Reputation: 103
I am collecting tweets from twitter using erlang and I am trying to save only the hashtags to a database. However when I'm converting the bitstrings to list-strings all the non-latin-letter tweets converts to strange symbols. Is there any way to check if a string is only containing alphanumeric characters in erlang?
Upvotes: 4
Views: 3591
Reputation: 13154
There are three io_lib functions specifically for this:
io_lib:printable_list/1
io_lib:printable_latin1_list/1
io_lib:printable_unicode_list/1
Here is an example of one in use:
-spec show_message(ExParent, Message) -> ok
when WxParent :: wx:wx_object(),
Message :: unicode:chardata() | term().
show_message(WxParent, Message) ->
Format =
case io_lib:printable_unicode_list(Message) of
true -> "~ts";
false -> "~tp"
end,
Modal = wxMessageDialog:new(WxParent, io_lib:format(Format, [Message])),
_ = wxMessageDialog:showModal(Modal),
ok = wxMessageDialog:destroy(Modal).
Check out the io_lib docs: http://www.erlang.org/doc/man/io_lib.html#printable_list-1
Addendum
Because this subject isn't always easy to research in Erlang a related, but slightly broader Q/A might be of interest:
How to check whether input is a string in Erlang?
Upvotes: 3
Reputation: 1380
The easiest way is to use regular expressions.
StringAlphanum = "1234abcZXYM".
StringNotAlphanum = "1ZXYMÄ#kMp&?".
re:run(StringAlphanum, "^[0-9A-Za-z]+$").
>> {match,[{0,11}]}
re:run(StringNotAlphanum, "^[0-9A-Za-z]+$").
>> nomatch
You can easily make a function out of it...
isAlphaNum(String) ->
case re:run(String, "^[0-9A-Za-z]+$") of
{match, _} -> true;
nomatch -> false
end.
But, in my opinion, the better way would be to solve the underlying Problem, the correct interpretation of unicode binary strings.
If you want to represent unicode-characters correctly, do not use binary_to_list
. Use the unicode-module instead.

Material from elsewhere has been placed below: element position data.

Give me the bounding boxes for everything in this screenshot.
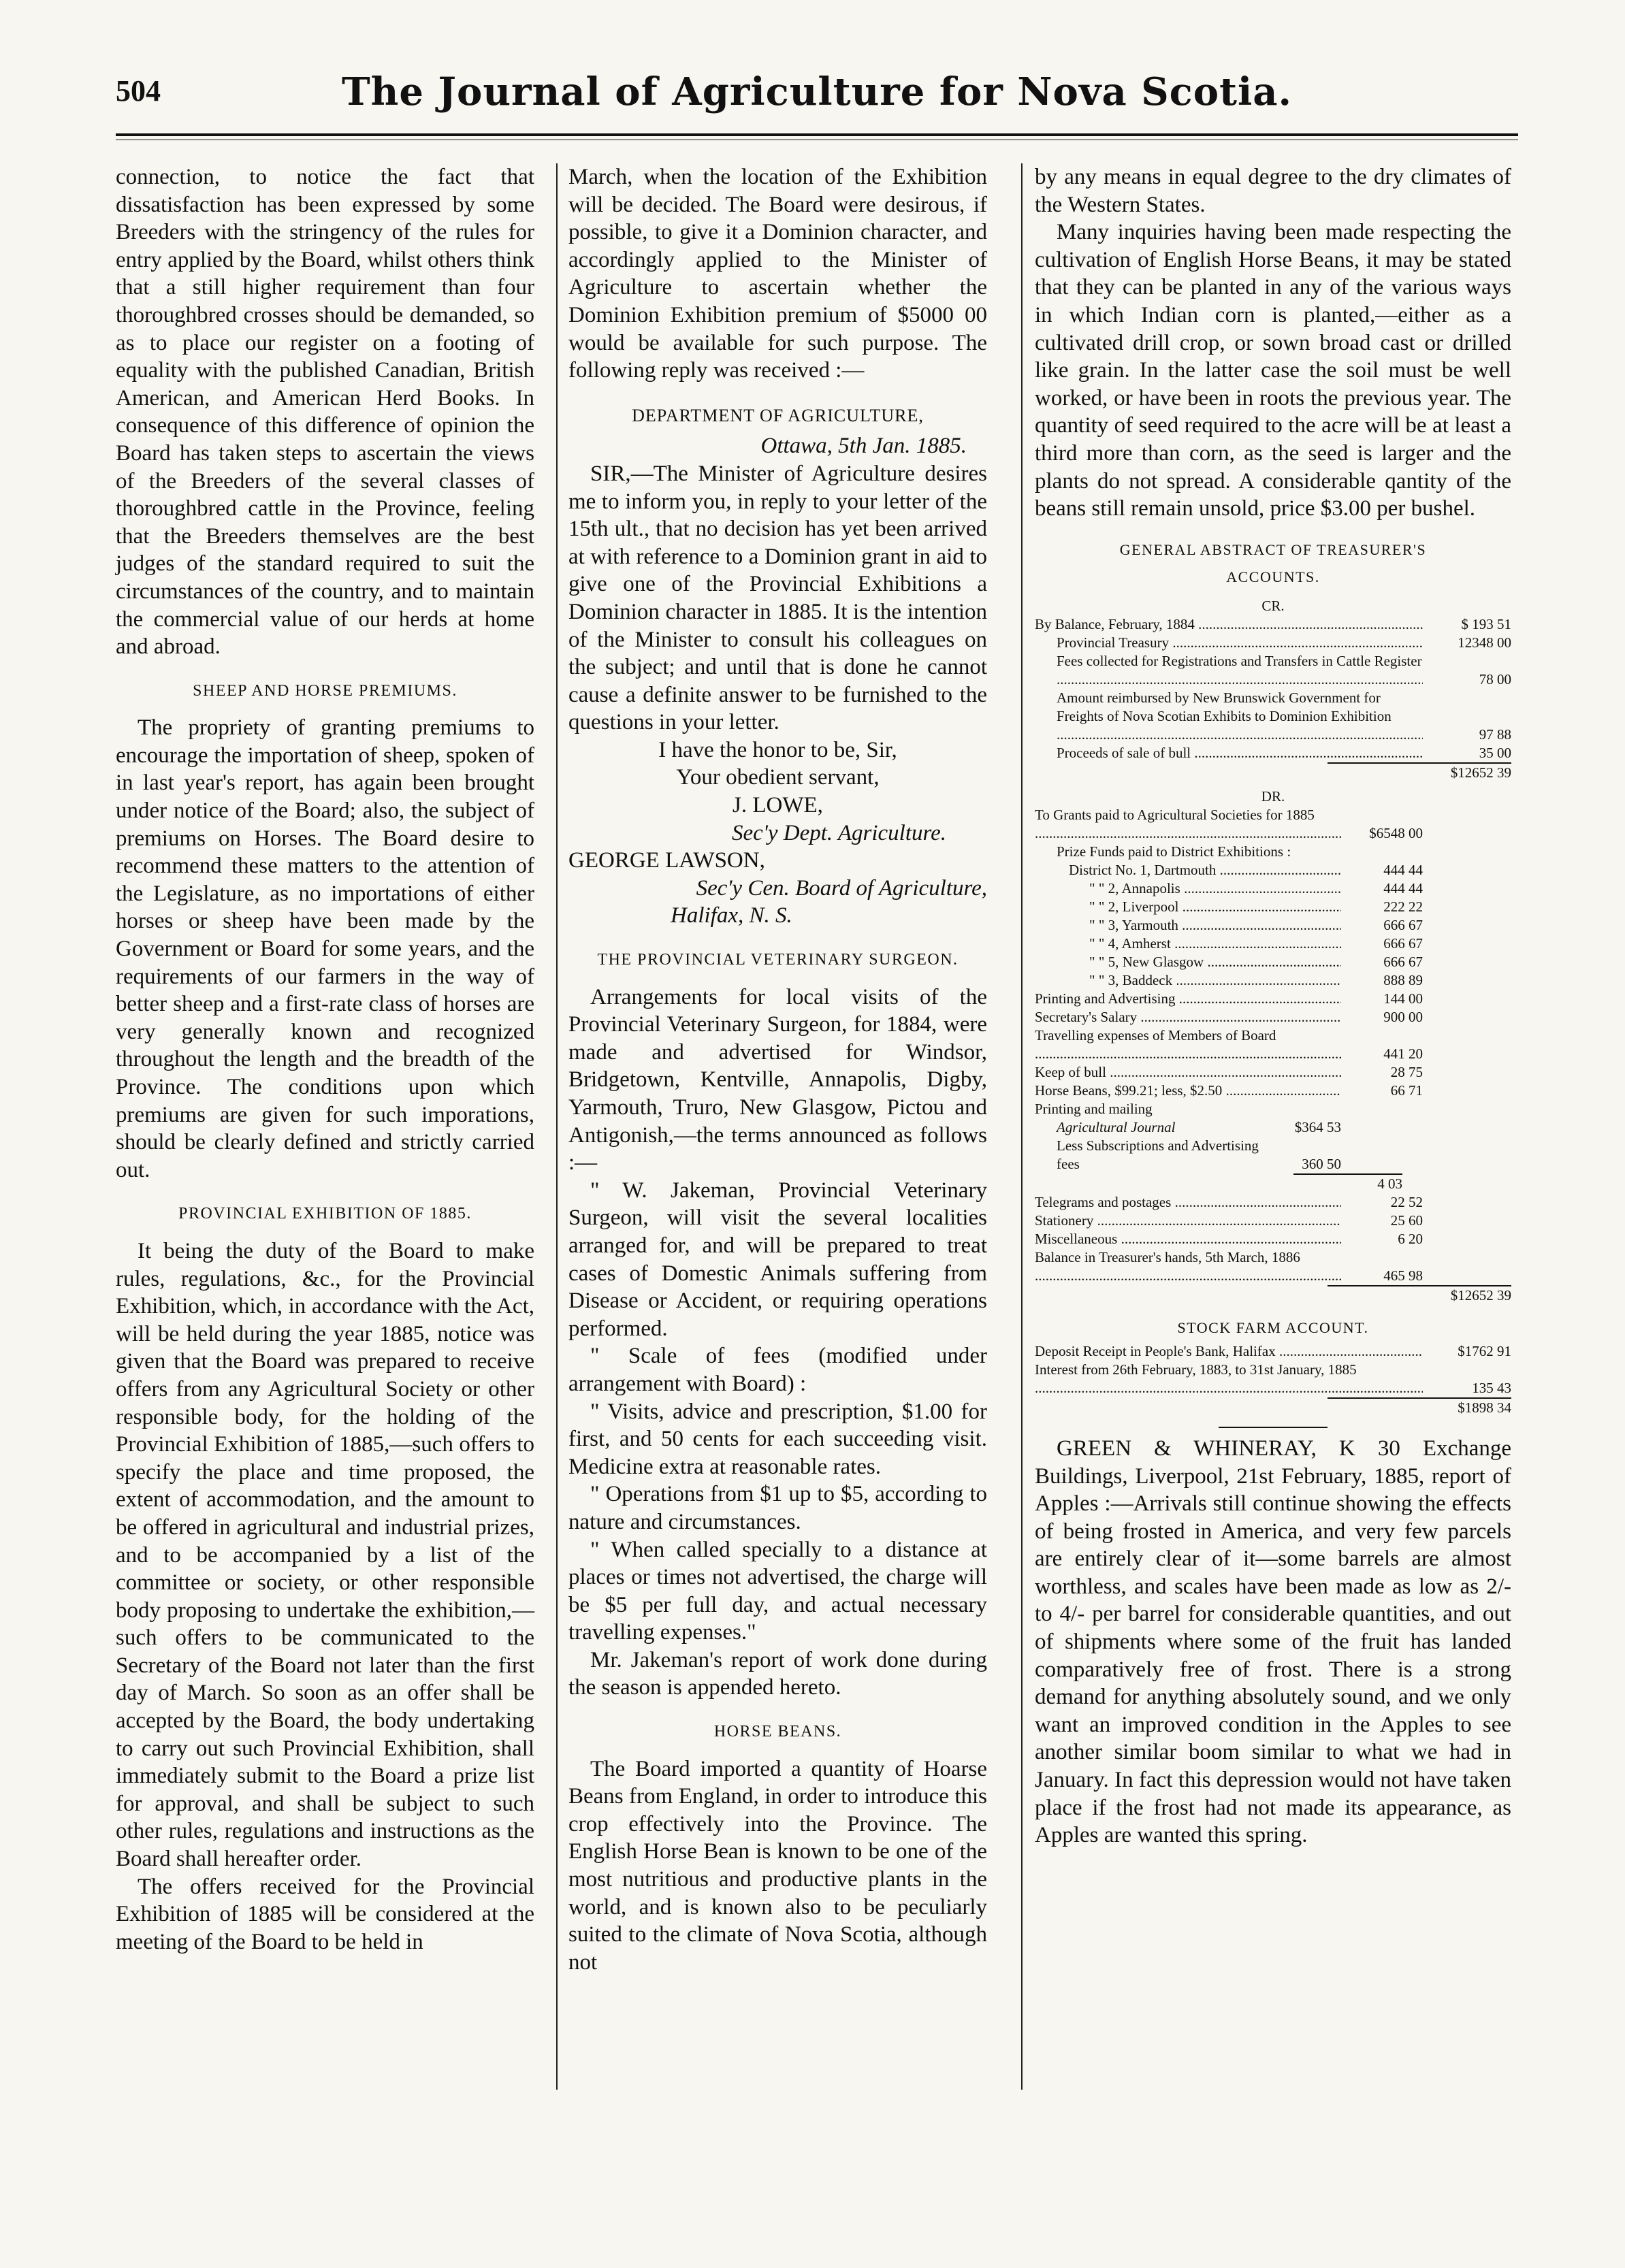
- page-header: [116, 69, 1518, 121]
- table-row: " " 3, Yarmouth ..... 666 67: [1035, 916, 1511, 935]
- stock-farm-title: STOCK FARM ACCOUNT.: [1177, 1318, 1369, 1336]
- table-row: " " 5, New Glasgow ..... 666 67: [1035, 953, 1511, 971]
- paragraph-vet-distance: " When called specially to a distance at places or times not advertised, the charge will be $5 per full day, and actual necessary travelling expenses.": [568, 1537, 987, 1645]
- credit-total: $12652 39: [1328, 762, 1511, 782]
- section-divider: [1219, 1427, 1328, 1428]
- column-3: [1035, 163, 1511, 1849]
- treasurer-table-title-1: GENERAL ABSTRACT OF TREASURER'S: [1119, 540, 1427, 558]
- paragraph-apples-report: GREEN & WHINERAY, K 30 Exchange Buildings, Liverpool, 21st February, 1885, report of Apples :—Arrivals still continue showing the effects of being frosted in America, and very few parcels are entirely clear of it—some barrels are almost worthless, and scales have been made as low as 2/- to 4/- per barrel for considerable quantities, and out of shipments where some of the fruit has landed comparatively free of frost. There is a strong demand for anything absolutely sound, and we only want an improved condition in the Apples to see another similar boom similar to what we had in January. In fact this depression would not have taken place if the frost had not made its appearance, as Apples are wanted this spring.: [1035, 1436, 1511, 1848]
- journal-title: The Journal of Agriculture for Nova Scotia.: [341, 69, 1293, 114]
- paragraph-vet-fees: " Scale of fees (modified under arrangement with Board) :: [568, 1344, 987, 1396]
- table-row: Keep of bull ..... 28 75: [1035, 1063, 1511, 1082]
- paragraph-exhibition-location: March, when the location of the Exhibition will be decided. The Board were desirous, if possible, to give it a Dominion character, and accordingly applied to the Minister of Agriculture to ascertain whether the Dominion Exhibition premium of $5000 00 would be available for such purpose. The following reply was received :—: [568, 165, 987, 383]
- letter-signer: J. LOWE,: [733, 793, 823, 818]
- table-row: " " 4, Amherst ..... 666 67: [1035, 935, 1511, 953]
- table-row: " " 2, Annapolis ..... 444 44: [1035, 879, 1511, 898]
- paragraph-exhibition-offers: The offers received for the Provincial Exhibition of 1885 will be considered at the meeting of the Board to be held in: [116, 1874, 534, 1954]
- table-row: Miscellaneous ..... 6 20: [1035, 1230, 1511, 1248]
- table-row: Balance in Treasurer's hands, 5th March, 1886 ..... 465 98: [1035, 1248, 1511, 1285]
- paragraph-bean-cultivation: Many inquiries having been made respecting the cultivation of English Horse Beans, it may be stated that they can be planted in any of the various ways in which Indian corn is planted,—either as a cultivated drill crop, or sown broad cast or drilled like grain. In the latter case the soil must be well worked, or have been in roots the previous year. The quantity of seed required to the acre will be at least a third more than corn, as the seed is larger and the plants do not spread. A considerable qantity of the beans still remain unsold, price $3.00 per bushel.: [1035, 220, 1511, 521]
- header-rule-thick: [116, 133, 1518, 136]
- table-row: Printing and Advertising ..... 144 00: [1035, 990, 1511, 1008]
- table-row: Telegrams and postages ..... 22 52: [1035, 1193, 1511, 1212]
- debit-total: $12652 39: [1328, 1285, 1511, 1305]
- table-row: Agricultural Journal $364 53: [1057, 1118, 1341, 1135]
- paragraph-horse-beans: The Board imported a quantity of Hoarse Beans from England, in order to introduce this crop effectively into the Province. The English Horse Bean is known to be one of the most nutritious and productive plants in the world, and is known also to be peculiarly suited to the climate of Nova Scotia, although not: [568, 1756, 987, 1975]
- table-row: Less Subscriptions and Advertising fees 360 50: [1057, 1137, 1341, 1172]
- column-2: [568, 163, 987, 1976]
- table-row: Horse Beans, $99.21; less, $2.50 ..... 66 71: [1035, 1082, 1511, 1100]
- paragraph-vet-operations: " Operations from $1 up to $5, according to nature and circumstances.: [568, 1482, 987, 1534]
- table-row: Secretary's Salary ..... 900 00: [1035, 1008, 1511, 1026]
- letter-signer-title: Sec'y Dept. Agriculture.: [732, 820, 946, 845]
- column-divider-2: [1021, 163, 1023, 2090]
- paragraph-vet-report: Mr. Jakeman's report of work done during the season is appended hereto.: [568, 1647, 987, 1700]
- letter-closing-2: Your obedient servant,: [676, 765, 880, 790]
- table-row: Interest from 26th February, 1883, to 31st January, 1885 ..... 135 43: [1035, 1361, 1511, 1397]
- table-row: Fees collected for Registrations and Transfers in Cattle Register ..... 78 00: [1035, 652, 1511, 689]
- table-row: Amount reimbursed by New Brunswick Government for Freights of Nova Scotian Exhibits to Dominion Exhibition ..... 97 88: [1035, 689, 1511, 744]
- table-row: " " 3, Baddeck ..... 888 89: [1035, 971, 1511, 990]
- table-row: Proceeds of sale of bull ..... 35 00: [1035, 744, 1511, 762]
- letter-addressee-title-2: Halifax, N. S.: [671, 903, 792, 928]
- printing-mailing-label: Printing and mailing: [1035, 1100, 1153, 1117]
- column-divider-1: [556, 163, 558, 2090]
- paragraph-dry-climates: by any means in equal degree to the dry climates of the Western States.: [1035, 165, 1511, 217]
- table-row: Deposit Receipt in People's Bank, Halifax ..... $1762 91: [1035, 1342, 1511, 1361]
- table-row: Stationery ..... 25 60: [1035, 1212, 1511, 1230]
- table-row: " " 2, Liverpool ..... 222 22: [1035, 898, 1511, 916]
- prize-funds-label: Prize Funds paid to District Exhibitions :: [1057, 843, 1291, 860]
- page-number: 504: [116, 74, 161, 108]
- table-row: To Grants paid to Agricultural Societies for 1885 ..... $6548 00: [1035, 806, 1511, 843]
- letter-body: SIR,—The Minister of Agriculture desires me to inform you, in reply to your letter of the 15th ult., that no decision has yet been arrived at with reference to a Dominion grant in aid to give one of the Provincial Exhibitions a Dominion character in 1885. It is the intention of the Minister to consult his colleagues on the subject; and until that is done he cannot cause a definite answer to be furnished to the questions in your letter.: [568, 461, 987, 735]
- heading-veterinary-surgeon: THE PROVINCIAL VETERINARY SURGEON.: [597, 951, 959, 969]
- table-row: Provincial Treasury ..... 12348 00: [1035, 634, 1511, 652]
- credit-heading: CR.: [1261, 597, 1285, 614]
- heading-horse-beans: HORSE BEANS.: [713, 1723, 842, 1741]
- column-1: [116, 163, 534, 1956]
- heading-provincial-exhibition: PROVINCIAL EXHIBITION OF 1885.: [178, 1205, 472, 1223]
- table-row: By Balance, February, 1884 ..... $ 193 51: [1035, 615, 1511, 634]
- table-row: Travelling expenses of Members of Board ..... 441 20: [1035, 1026, 1511, 1063]
- paragraph-premiums: The propriety of granting premiums to encourage the importation of sheep, spoken of in last year's report, has again been brought under notice of the Board; also, the subject of premiums on Horses. The Board desire to recommend these matters to the attention of the Legislature, as no importations of either horses or sheep have been made by the Government or Board for some years, and the requirements of our farmers in the way of better sheep and a first-rate class of horses are very generally known and recognized throughout the length and the breadth of the Province. The conditions upon which premiums are given for such imporations, should be clearly defined and strictly carried out.: [116, 715, 534, 1182]
- letter-addressee-title-1: Sec'y Cen. Board of Agriculture,: [696, 875, 987, 901]
- stock-total: $1898 34: [1328, 1397, 1511, 1417]
- table-row: District No. 1, Dartmouth ..... 444 44: [1035, 861, 1511, 879]
- paragraph-herd-register: connection, to notice the fact that dissatisfaction has been expressed by some Breeders with the stringency of the rules for entry applied by the Board, whilst others think that a still higher requirement than four thoroughbred crosses should be demanded, so as to place our register on a footing of equality with the published Canadian, British American, and American Herd Books. In consequence of this difference of opinion the Board has taken steps to ascertain the views of the Breeders of the several classes of thoroughbred cattle in the Province, feeling that the Breeders themselves are the best judges of the standard required to suit the circumstances of the country, and to maintain the commercial value of our herds at home and abroad.: [116, 165, 534, 660]
- letter-place-date: Ottawa, 5th Jan. 1885.: [760, 434, 967, 459]
- letter-heading: DEPARTMENT OF AGRICULTURE,: [632, 405, 924, 425]
- paragraph-exhibition-rules: It being the duty of the Board to make rules, regulations, &c., for the Provincial Exhibition, which, in accordance with the Act, will be held during the year 1885, notice was given that the Board was prepared to receive offers from any Agricultural Society or other responsible body, for the holding of the Provincial Exhibition of 1885,—such offers to specify the place and time proposed, the extent of accommodation, and the amount to be offered in agricultural and industrial prizes, and to be accompanied by a list of the committee or society, or other responsible body proposing to undertake the exhibition,—such offers to be communicated to the Secretary of the Board not later than the first day of March. So soon as an offer shall be accepted by the Board, the body undertaking to carry out such Provincial Exhibition, shall immediately submit to the Board a prize list for approval, and shall be subject to such other rules, regulations and instructions as the Board shall hereafter order.: [116, 1238, 534, 1872]
- letter-addressee: GEORGE LAWSON,: [568, 848, 765, 873]
- treasurer-table-title-2: ACCOUNTS.: [1226, 568, 1320, 586]
- heading-sheep-horse-premiums: SHEEP AND HORSE PREMIUMS.: [193, 681, 457, 700]
- journal-net-amount: 4 03: [1293, 1173, 1402, 1193]
- treasurer-accounts-table: [1035, 597, 1511, 1417]
- paragraph-vet-visits: " Visits, advice and prescription, $1.00 for first, and 50 cents for each succeeding visit. Medicine extra at reasonable rates.: [568, 1399, 987, 1479]
- debit-heading: DR.: [1261, 788, 1285, 805]
- paragraph-vet-notice: " W. Jakeman, Provincial Veterinary Surgeon, will visit the several localities arranged for, and will be prepared to treat cases of Domestic Animals suffering from Disease or Accident, or requiring operations performed.: [568, 1178, 987, 1341]
- paragraph-vet-arrangements: Arrangements for local visits of the Provincial Veterinary Surgeon, for 1884, were made and advertised for Windsor, Bridgetown, Kentville, Annapolis, Digby, Yarmouth, Truro, New Glasgow, Pictou and Antigonish,—the terms announced as follows :—: [568, 984, 987, 1176]
- letter-closing-1: I have the honor to be, Sir,: [658, 737, 897, 762]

Unicode-binary strings can not be interpreted naiveley as binary, the UTF-8 character encoding for example has some special constraints that prevent this. For example: the most significant bit in the first character determines, if it is a multi-byte character.
I took the following example from this site, lets define a UTF8-String:
Utf8String = <<195, 164, 105, 116, 105>>.
Interpreted naiveley as binary it yields:
binary_to_list(Utf8String).
"äiti"
Interpreted with unicode-support:
unicode:characters_to_list(Utf8String, utf8).
"äiti"
Upvotes: 1
Reputation: 131
for latin chars you can use this function:
is_alpha([Char | Rest]) when Char >= $a, Char =< $z ->
is_alpha(Rest);
is_alpha([Char | Rest]) when Char >= $A, Char =< $Z ->
is_alpha(Rest);
is_alpha([Char | Rest]) when Char >= $0, Char =< $9 ->
is_alpha(Rest);
is_alpha([]) ->
true;
is_alpha(_) ->
false.
for other coding, you can add their rang of code and add them.
Upvotes: 3